4.3 Infrastructure & Deployment

  • ID1: Backend infrastructure consisting of AWS Lambda, Function URL, IAM Role, CloudFront OAC, and CloudFront Distribution is required.
  • ID2: Deployment involves deploying/updating the backend Lambda function code, deploying/updating the necessary AWS infrastructure (ideally via IaC), and updating the frontend application to point to the CloudFront endpoint.

5. Design & UI Mockup (Conceptual)

  • The right sidebar (RightSidebar component) will be replaced/updated with a Chatbot component.
  • Layout:
    • Top: Header “AI Assistant”
    • Middle: Scrollable chat history area (alternating user/assistant messages).
    • Bottom: Text input area and Send button.
  • Styling: Match the existing ALPACO theme (Tailwind CSS).
+-----------------------------+
| AI Assistant                |
+-----------------------------+
|                             |
|  [User]: Can you explain...?|
|                             |
|  [AI]: Sure, Dijkstra's...  |
|                             |
|                             |
|                             |
|                             |
+-----------------------------+
| [____________________] [Send]|
+-----------------------------+

6. Future Considerations (Out of Scope for v2.0 Client-Side)

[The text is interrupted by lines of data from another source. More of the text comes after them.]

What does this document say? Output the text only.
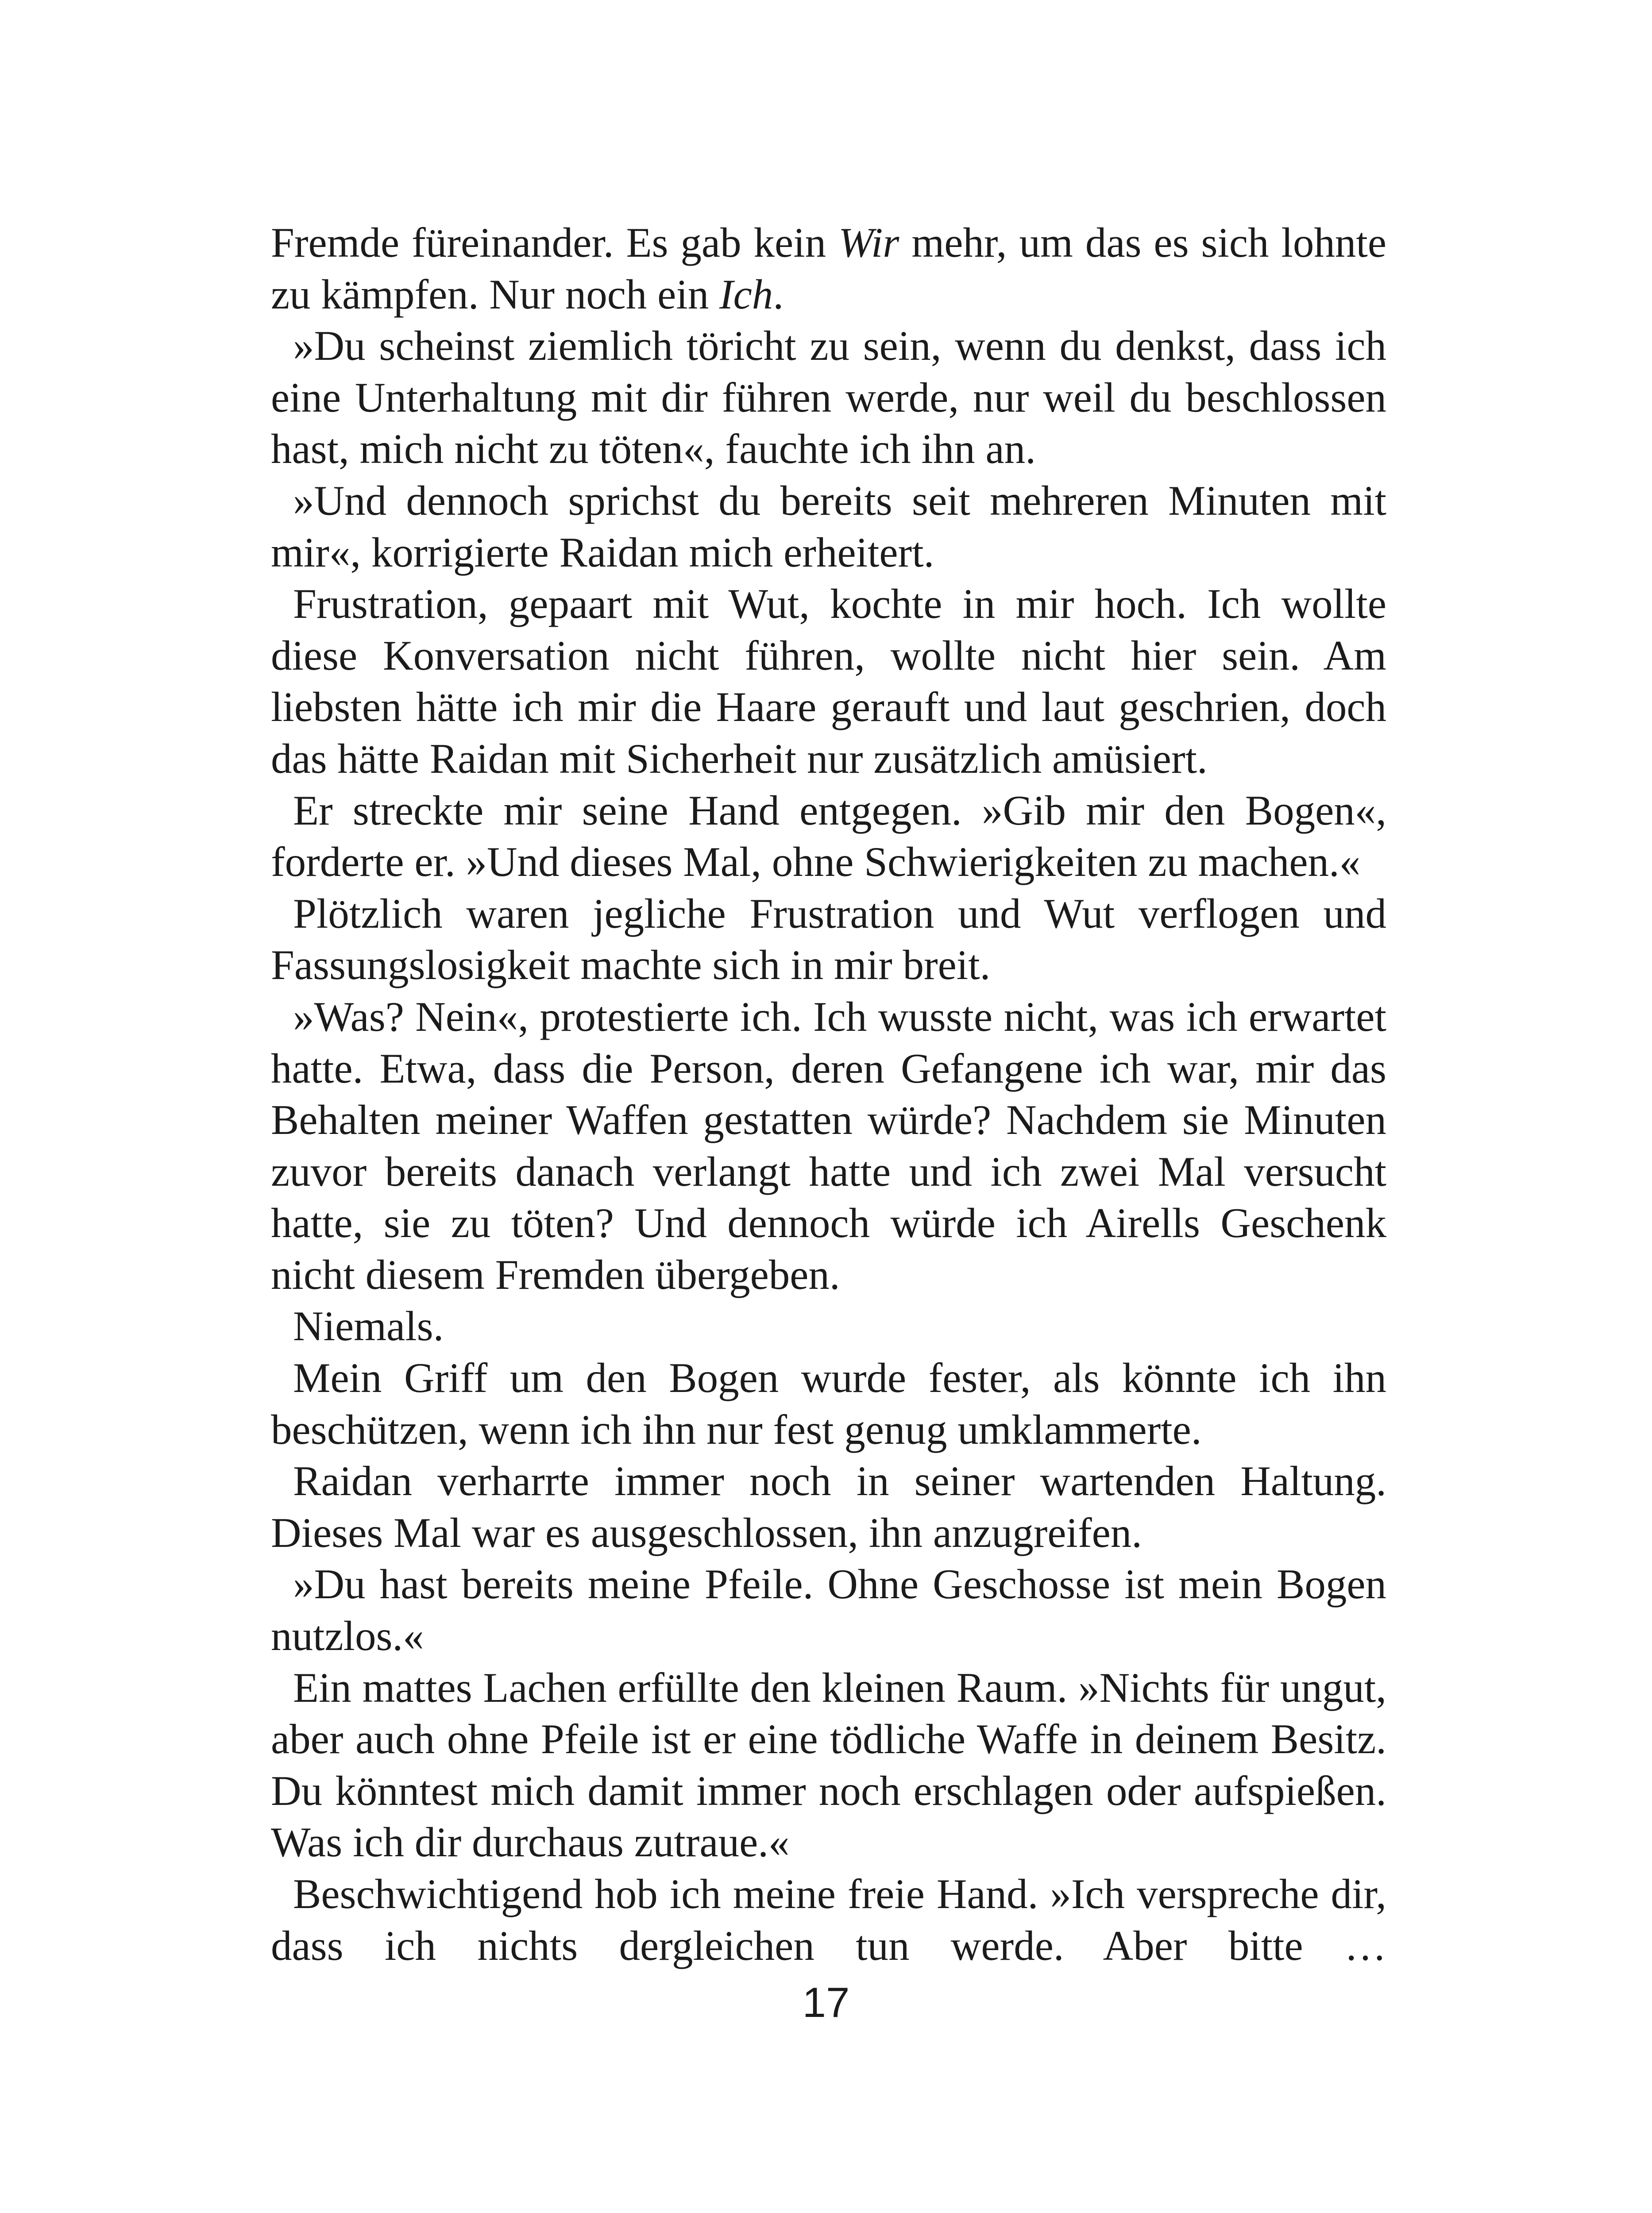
Fremde füreinander. Es gab kein Wir mehr, um das es sich lohnte zu kämpfen. Nur noch ein Ich.

»Du scheinst ziemlich töricht zu sein, wenn du denkst, dass ich eine Unterhaltung mit dir führen werde, nur weil du beschlossen hast, mich nicht zu töten«, fauchte ich ihn an.

»Und dennoch sprichst du bereits seit mehreren Minuten mit mir«, korrigierte Raidan mich erheitert.

Frustration, gepaart mit Wut, kochte in mir hoch. Ich wollte diese Konversation nicht führen, wollte nicht hier sein. Am liebsten hätte ich mir die Haare gerauft und laut geschrien, doch das hätte Raidan mit Sicherheit nur zusätzlich amüsiert.

Er streckte mir seine Hand entgegen. »Gib mir den Bogen«, forderte er. »Und dieses Mal, ohne Schwierigkeiten zu machen.«

Plötzlich waren jegliche Frustration und Wut verflogen und Fassungslosigkeit machte sich in mir breit.

»Was? Nein«, protestierte ich. Ich wusste nicht, was ich erwartet hatte. Etwa, dass die Person, deren Gefangene ich war, mir das Behalten meiner Waffen gestatten würde? Nachdem sie Minuten zuvor bereits danach verlangt hatte und ich zwei Mal versucht hatte, sie zu töten? Und dennoch würde ich Airells Geschenk nicht diesem Fremden übergeben.

Niemals.

Mein Griff um den Bogen wurde fester, als könnte ich ihn beschützen, wenn ich ihn nur fest genug umklammerte.

Raidan verharrte immer noch in seiner wartenden Haltung. Dieses Mal war es ausgeschlossen, ihn anzugreifen.

»Du hast bereits meine Pfeile. Ohne Geschosse ist mein Bogen nutzlos.«

Ein mattes Lachen erfüllte den kleinen Raum. »Nichts für ungut, aber auch ohne Pfeile ist er eine tödliche Waffe in deinem Besitz. Du könntest mich damit immer noch erschlagen oder aufspießen. Was ich dir durchaus zutraue.«

Beschwichtigend hob ich meine freie Hand. »Ich verspreche dir, dass ich nichts dergleichen tun werde. Aber bitte …

17
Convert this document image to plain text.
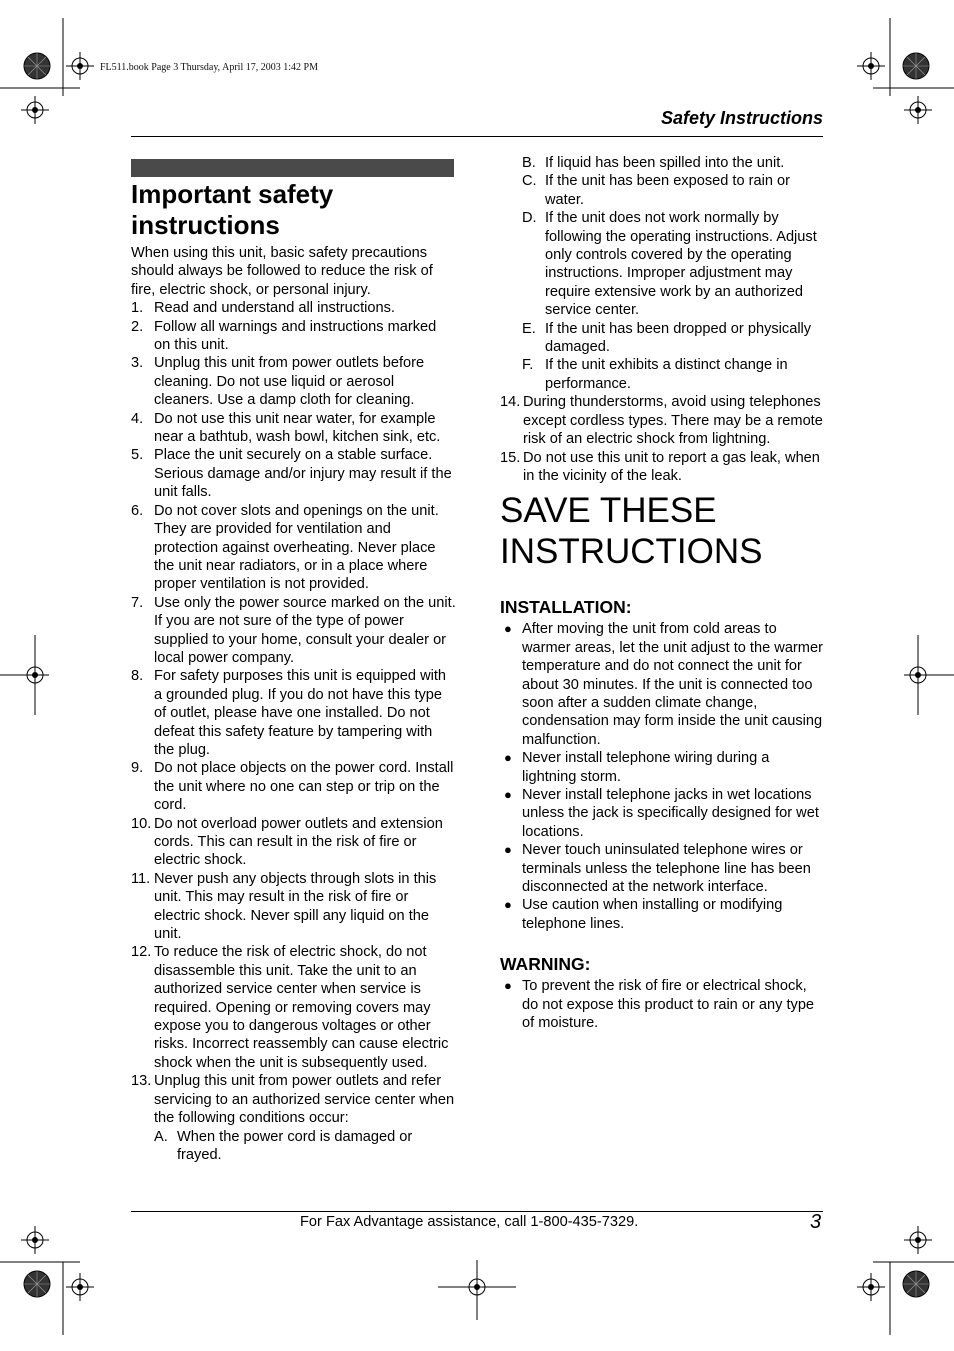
FL511.book Page 3 Thursday, April 17, 2003 1:42 PM
Safety Instructions
Important safety instructions

When using this unit, basic safety precautions should always be followed to reduce the risk of fire, electric shock, or personal injury.

1. Read and understand all instructions.
2. Follow all warnings and instructions marked on this unit.
3. Unplug this unit from power outlets before cleaning. Do not use liquid or aerosol cleaners. Use a damp cloth for cleaning.
4. Do not use this unit near water, for example near a bathtub, wash bowl, kitchen sink, etc.
5. Place the unit securely on a stable surface. Serious damage and/or injury may result if the unit falls.
6. Do not cover slots and openings on the unit. They are provided for ventilation and protection against overheating. Never place the unit near radiators, or in a place where proper ventilation is not provided.
7. Use only the power source marked on the unit. If you are not sure of the type of power supplied to your home, consult your dealer or local power company.
8. For safety purposes this unit is equipped with a grounded plug. If you do not have this type of outlet, please have one installed. Do not defeat this safety feature by tampering with the plug.
9. Do not place objects on the power cord. Install the unit where no one can step or trip on the cord.
10. Do not overload power outlets and extension cords. This can result in the risk of fire or electric shock.
11. Never push any objects through slots in this unit. This may result in the risk of fire or electric shock. Never spill any liquid on the unit.
12. To reduce the risk of electric shock, do not disassemble this unit. Take the unit to an authorized service center when service is required. Opening or removing covers may expose you to dangerous voltages or other risks. Incorrect reassembly can cause electric shock when the unit is subsequently used.
13. Unplug this unit from power outlets and refer servicing to an authorized service center when the following conditions occur:
A. When the power cord is damaged or frayed.
B. If liquid has been spilled into the unit.
C. If the unit has been exposed to rain or water.
D. If the unit does not work normally by following the operating instructions. Adjust only controls covered by the operating instructions. Improper adjustment may require extensive work by an authorized service center.
E. If the unit has been dropped or physically damaged.
F. If the unit exhibits a distinct change in performance.
14. During thunderstorms, avoid using telephones except cordless types. There may be a remote risk of an electric shock from lightning.
15. Do not use this unit to report a gas leak, when in the vicinity of the leak.

SAVE THESE
INSTRUCTIONS

INSTALLATION:

● After moving the unit from cold areas to warmer areas, let the unit adjust to the warmer temperature and do not connect the unit for about 30 minutes. If the unit is connected too soon after a sudden climate change, condensation may form inside the unit causing malfunction.
● Never install telephone wiring during a lightning storm.
● Never install telephone jacks in wet locations unless the jack is specifically designed for wet locations.
● Never touch uninsulated telephone wires or terminals unless the telephone line has been disconnected at the network interface.
● Use caution when installing or modifying telephone lines.

WARNING:

● To prevent the risk of fire or electrical shock, do not expose this product to rain or any type of moisture.
For Fax Advantage assistance, call 1-800-435-7329.	3
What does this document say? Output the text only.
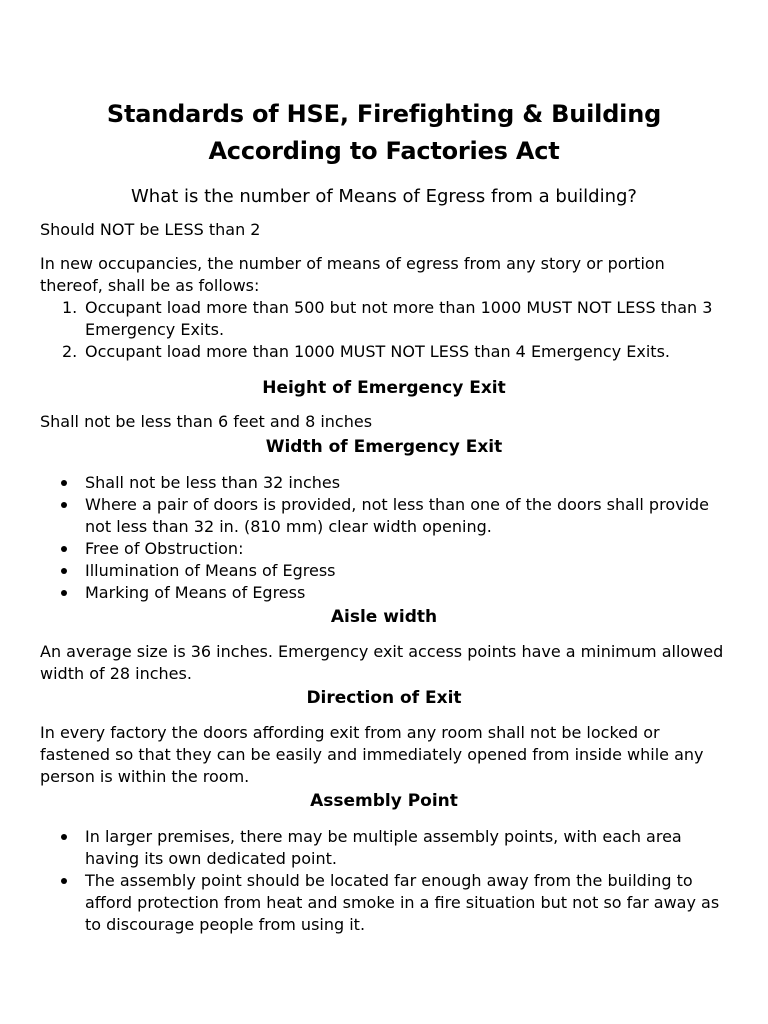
Standards of HSE, Firefighting & Building According to Factories Act

What is the number of Means of Egress from a building?

Should NOT be LESS than 2

In new occupancies, the number of means of egress from any story or portion thereof, shall be as follows:

1. Occupant load more than 500 but not more than 1000 MUST NOT LESS than 3 Emergency Exits.
2. Occupant load more than 1000 MUST NOT LESS than 4 Emergency Exits.
Height of Emergency Exit

Shall not be less than 6 feet and 8 inches

Width of Emergency Exit
Shall not be less than 32 inches
Where a pair of doors is provided, not less than one of the doors shall provide not less than 32 in. (810 mm) clear width opening.
Free of Obstruction:
Illumination of Means of Egress
Marking of Means of Egress
Aisle width

An average size is 36 inches. Emergency exit access points have a minimum allowed width of 28 inches.

Direction of Exit

In every factory the doors affording exit from any room shall not be locked or fastened so that they can be easily and immediately opened from inside while any person is within the room.

Assembly Point
In larger premises, there may be multiple assembly points, with each area having its own dedicated point.
The assembly point should be located far enough away from the building to afford protection from heat and smoke in a fire situation but not so far away as to discourage people from using it.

  • Persistent chat history storage (would require backend changes if needed beyond session storage).
  • API key management using a backend proxy for improved security.
  • Integration with code execution results.
  • More sophisticated context management (summarization).
  • User feedback mechanism.

7. Success Metrics

  • User engagement with the chatbot feature (e.g., number of messages sent per session).
  • Qualitative user feedback on the helpfulness and non-spoiling nature of the responses.
  • Reduction in user drop-off rate on the solve page (hypothesis).